Gıda ve tarımın, Türkiye›nin önü açık sektörlerinden biri olduğunu söyleyen Avdagiç, SIAL Paris Gıda Fuarı’na Türkiye’nin rekor sayıda firma ile katılmasının önemli olduğunu dile getirdi. İhracatçılar için bu yıl önemli ürünlerin rekoltelerinde sorun olacak bir durumun oluşmadığına dikkat çeken Avdagiç, “Bazı seneler hava koşulları, don sebebiyle veya kuraklıktan dolayı mahsulde düşme olabiliyor. Allah’a çok şükür bu sene mesela zeytinde çok ciddi bir rekolte artışı var. Dolayısıyla gıda ihracatına konu olan önemli mahsullerin üretiminde de bir sıkıntı olmaması, bizim fiyatlarımızın da daha makul bir seviyede oluşmasına vesile oluyor” dedi. Gıda sektöründe ciddi bir potansiyelinin
çok açık olduğunu söyleyen Avdagiç, “Orta Vadeli Plan’da (OVP) 2025, 2026 ve 2027 ile ilgili açıklanan hedefleri var.
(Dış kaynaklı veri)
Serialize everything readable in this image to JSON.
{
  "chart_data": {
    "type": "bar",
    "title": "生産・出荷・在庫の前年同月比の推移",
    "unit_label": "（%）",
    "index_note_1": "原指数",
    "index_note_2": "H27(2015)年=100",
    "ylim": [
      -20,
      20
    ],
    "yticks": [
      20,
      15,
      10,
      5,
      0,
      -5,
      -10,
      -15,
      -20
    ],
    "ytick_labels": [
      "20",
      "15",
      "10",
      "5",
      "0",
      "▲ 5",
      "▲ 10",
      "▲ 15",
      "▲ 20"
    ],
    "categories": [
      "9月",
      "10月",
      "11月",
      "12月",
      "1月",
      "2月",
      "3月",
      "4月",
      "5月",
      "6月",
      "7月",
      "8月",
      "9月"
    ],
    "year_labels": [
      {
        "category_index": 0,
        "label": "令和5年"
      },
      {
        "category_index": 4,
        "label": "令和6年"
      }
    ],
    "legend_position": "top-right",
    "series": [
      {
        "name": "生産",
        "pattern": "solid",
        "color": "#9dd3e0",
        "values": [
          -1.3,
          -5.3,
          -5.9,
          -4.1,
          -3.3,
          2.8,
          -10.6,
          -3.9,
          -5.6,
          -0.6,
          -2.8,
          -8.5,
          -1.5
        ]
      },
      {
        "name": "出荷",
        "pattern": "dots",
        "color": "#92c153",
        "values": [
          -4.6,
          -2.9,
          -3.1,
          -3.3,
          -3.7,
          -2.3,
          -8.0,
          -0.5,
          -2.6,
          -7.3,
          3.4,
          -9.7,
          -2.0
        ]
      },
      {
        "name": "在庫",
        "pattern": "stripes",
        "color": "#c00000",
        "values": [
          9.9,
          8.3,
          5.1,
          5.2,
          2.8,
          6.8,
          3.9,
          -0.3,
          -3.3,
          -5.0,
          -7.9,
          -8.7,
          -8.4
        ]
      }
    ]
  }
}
Gıda sektörü Türkiye’nin ihracat artışından en az 8-10 puan daha yüksek miktarda artış sağlayacak bir sektör. Böyle bir potansiyeli var. Türkiye’nin ihracatı yüzde 5-6 artıyorsa, gıda ihracatının yüzde 15-16 artması lazım. Türkiye’nin gıda ve gıda ürünleri ihraç potansiyeli, konvansiyonel ihracat rakamlarının üzerindedir. Bunu artıracak konuları çalışmamız lazım.
Bunun önünü kesen konuları incelememiz ve süratle masadan kaldırmamız lazım. Ben o konuda iyimserim. Gıda ve tarım, Türkiye’nin önü açık sektörlerinden biri. Şunu da söylemem gerekir. Bunu büyük bir keyifle söylüyorum ki Türk gıda endüstrisinin özellikle nitelikli pazarlarda imajı çok iyi, kalitemiz çok iyi” diye konuştu.
Yüzde 94 dönüştürülebilen organik zeytinyağı şişesi
Bu yıl fuarda sergilenen ürünlerde doğal ve sağlıklı vurgusu öne çıktı. Gıda ambalajı ve akıllı etiketlerin sergilendiği fuarda birçok bitkisel ve proteinli yeni ürünler görücüye çıktı. Öne çıkan bazı ürünler ise şöyle; bitki bazlı köfteler için karışımlar, meyveli soğuk içecekler, sıfır karbonhidratlı suşi, sağlıklı bar yiyecekler, dondurulmuş çiğ kabuklu deniz ürünleri, kuru peynir, bitki bazlı tatlılar, hazır yemekler, somon aromalı, kayın ağacında tütsülenmiş sebze alternatifleri, acı bakladan yapılan kahve alternatifi yer aldı. Ambalajda da zeytin yağı için yüzde 94 geri dönüştürülebilen organik kağıt şişe ve akıllı etiketler öne çıktı.